The Nigeria Tobacco Control Alliance (NTCA) has expressed concern that government agencies still hold meetings with tobacco industries, despite the health challenges tobacco usage poses on Nigerians particularly the youths.
The Alliance who noted this while briefing newsmen in Abuja on “Stop Tobacco Industry Interference: Enforcement Graphic Health warnings now”, reminded the concerned agencies that the offices they hold is based on public trust and must be used in the health interest of all Nigerians.
The Chairman of NTCA, Mr Akinbode Oluwafemi, represented by the Programme Manager, NTCA, Mr Chibuike Nwokorie, stressed that the World Health Organization (WHO) estimates that the economic costs of tobacco-related illnesses amount to billions of dollars.
He also called on Standards Organizations of Nigeria, Federal Ministry of Health, the Nigeria Police Force, Federal Competition and Consumer Protection Commission, Nigeria Customs Service, Nigeria Security and Civil Defence Corp, and all agencies tasked with enforcement of tobacco control laws to save Nigerians by beginning the enforcement of the graphic health warnings policy without delay on all tobacco products.
He said that recognizing this, Nigeria ratified the WHO Framework Convention on Tobacco Control (FCTC) in 2005, and enacted the National Tobacco Control Act in 2015, signaling its commitment to implementing evidence-based strategies to end tobacco consumption.
He said one of these strategies is the graphic health warnings policy contained in the National Tobacco Control Act of 2015 and the National Tobacco Control Regulations approved in 2019.
“According to a recent study by the Institute of Clinical Effectiveness and Health Policy in collaboration with an indigenous research group, the Centre for the Study of the Economies of Africa; a full implementation of the graphic health warnings policy will end 11,744 deaths caused by tobacco use; prevent 32,608 illnesses attributed to tobacco use and save the country N6.7m in healthcare costs annually.
“These projections reiterate the fact that graphic health warnings on tobacco packs are effective in reducing tobacco use and uptake, and that they indeed save lives.
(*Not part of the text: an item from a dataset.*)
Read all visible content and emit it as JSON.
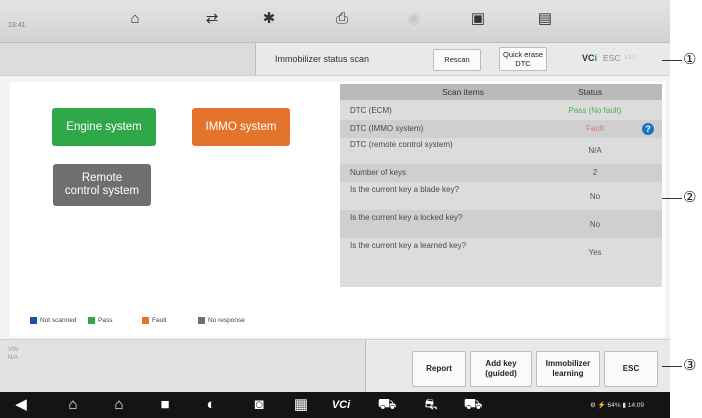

“The first set of the two-year rotational warnings; a photo showing the diseased lungs of a smoker, and the healthy lungs of a non-smoker, expired on June 23rd, 2023. The current set of graphic health warnings; an image showing mouth cancer caused by tobacco use was approved by the Federal Ministry of Health and came into effect in June 2023,” he said.
He added, “Curiously, the National Tobacco Control Act gives a moratorium of 150 days before enforcement, during which tobacco companies are expected to phase out products bearing the outdated warnings.
“Another significant obstacle to tobacco control in Nigeria is the tobacco industry’s interference in policy-making processes. The industry employs various tactics, such as lobbying and strategic marketing, to influence decision-makers and dilute the impact of tobacco control measures.
“This interference not only undermines the effectiveness of existing policies but also hampers efforts to introduce more stringent regulations. To strengthen tobacco control in Nigeria, there is a crucial need to address these influences through transparent and accountable governance.”